One day after the Treasury sold a record amount of 2Y paper at the second lowest yield on record, moments ago it repeated this exercise when a record $55 billion in 5Y notes were just auctioned off, pricing at a yield of just 0.33% (0.5bps below the 0.335% When Issued) and which was just 5.5bps above the record auction low hit last month at 0.275%. Considering the slide in yields today on the back of the rout in risk assets, one may have expected an even lower yield.

And in keeping with yesterday’s 2Y auction, the size of the auction rose from $53 billion to an all time high of $55 billion.
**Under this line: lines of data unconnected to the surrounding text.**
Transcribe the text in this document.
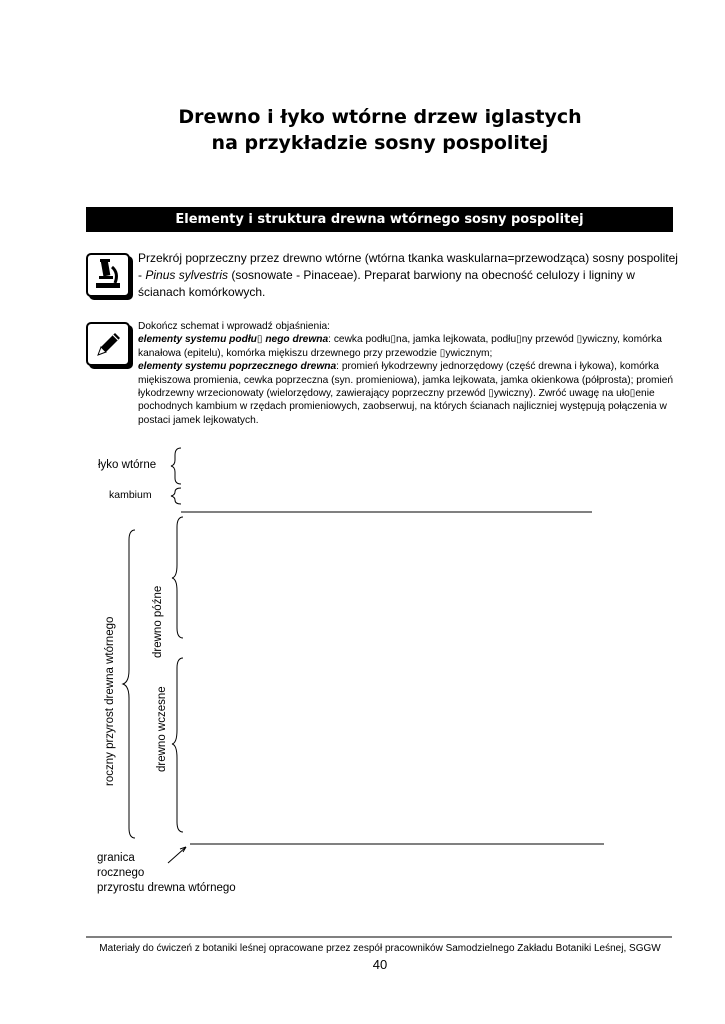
Drewno i łyko wtórne drzew iglastych
na przykładzie sosny pospolitej
Elementy i struktura drewna wtórnego sosny pospolitej

Przekrój poprzeczny przez drewno wtórne (wtórna tkanka waskularna=przewodząca) sosny pospolitej - Pinus sylvestris (sosnowate - Pinaceae). Preparat barwiony na obecność celulozy i ligniny w ścianach komórkowych.

Dokończ schemat i wprowadź objaśnienia:

elementy systemu podłu▯ nego drewna: cewka podłu▯na, jamka lejkowata, podłu▯ny przewód ▯ywiczny, komórka kanałowa (epitelu), komórka miękiszu drzewnego przy przewodzie ▯ywicznym;

elementy systemu poprzecznego drewna: promień łykodrzewny jednorzędowy (część drewna i łykowa), komórka miękiszowa promienia, cewka poprzeczna (syn. promieniowa), jamka lejkowata, jamka okienkowa (półprosta); promień łykodrzewny wrzecionowaty (wielorzędowy, zawierający poprzeczny przewód ▯ywiczny). Zwróć uwagę na uło▯enie pochodnych kambium w rzędach promieniowych, zaobserwuj, na których ścianach najliczniej występują połączenia w postaci jamek lejkowatych.

łyko wtórne
kambium
roczny przyrost drewna wtórnego	drewno późne
drewno wczesne
granica
rocznego
przyrostu drewna wtórnego
Materiały do ćwiczeń z botaniki leśnej opracowane przez zespół pracowników Samodzielnego Zakładu Botaniki Leśnej, SGGW
40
The other metrics of the auction were forgettable: the Bid to Cover sliding from 2.52 to 2.38, below the six-auction average of 2.53%. The internals were almost identical to last month, with the Indirects unchanged at 61.9% (above the 61.1% recent average), and with Directs taking down 14.0% or just below the 15.4% recent average, Dealers were left holding 24.1%, above the 20.7% in September and the 23.5% six month average.

In summary, the recent trend remains in line – ever bigger auctions (the $55BN auction size was more than 50% higher than the auction sizes for much of the past decade), at ever lower yields, all of which has been made possible by the Fed’s backstopping of yields and forcing of investors into those same risky assets that are crashing today.